08.11.2010 | Stand 03.12.2020, 3:29 Uhr

Der jüdische Friedhof in Pappenheim. Dieser heute ältere Teil des Friedhofs wurde nach dem Zweiten Weltkrieg wieder aufgebaut, wobei die Grabsteine willkürlich positioniert wurden. - Fotos: hr

Eichstätt (EK) Die Nationalsozialisten hatten es geschafft: Mit der Reichspogromnacht vor 72 erlosch das letzte jüdische Leben in Eichstätt.

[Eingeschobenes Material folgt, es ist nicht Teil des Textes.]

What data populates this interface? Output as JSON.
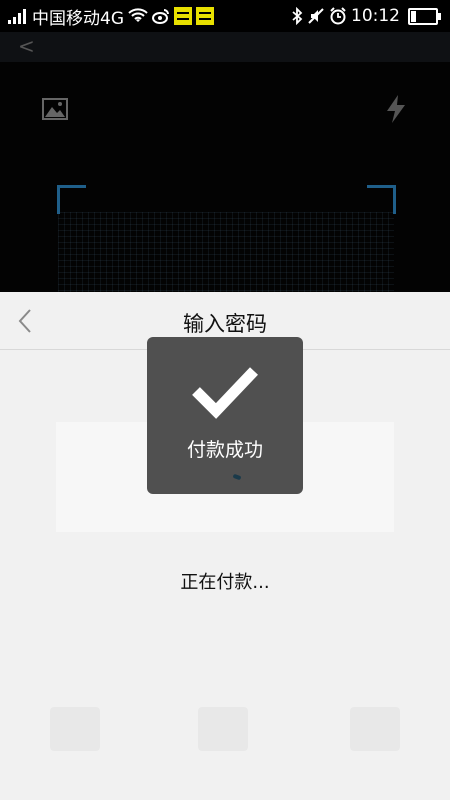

Noch am Tag, nachdem in der Nacht in Deutschland die Synagogen brannten und in der Altmühlstadt auf das letzte Haus in jüdischem Eigentum Anschläge verübt worden waren, musste die Familie Schimmel, die bis zuletzt ausgeharrt hatte, mit einem Auto der Firma Jägle Eichstät verlassen.

Während Teile der Familie Schimmel letztlich auswandern konnten, gelang dies der Mehrheit der zuvor noch in der Stadt ansässigen Mitbürger jüdischen Glaubens nicht: Von den 1933 bis 1938 nach Berlin, Frankfurt, München, Nürnberg und Würzburg verzogenen Eichstätter Juden kamen die meisten in Theresienstadt oder in Vernichtungslagern im Osten um.
 

Abgezeichnet hatten sich die gesellschaftliche Ächtung und die Gewalt gegen die jüdischen Mitbürger in Eichstätt schon lange vor der Reichspogromnacht, auch wenn die Eichstätter und auch das Volk auf dem Lande zu den Juden weiterhin wirtschaftliche Beziehungen pflegten.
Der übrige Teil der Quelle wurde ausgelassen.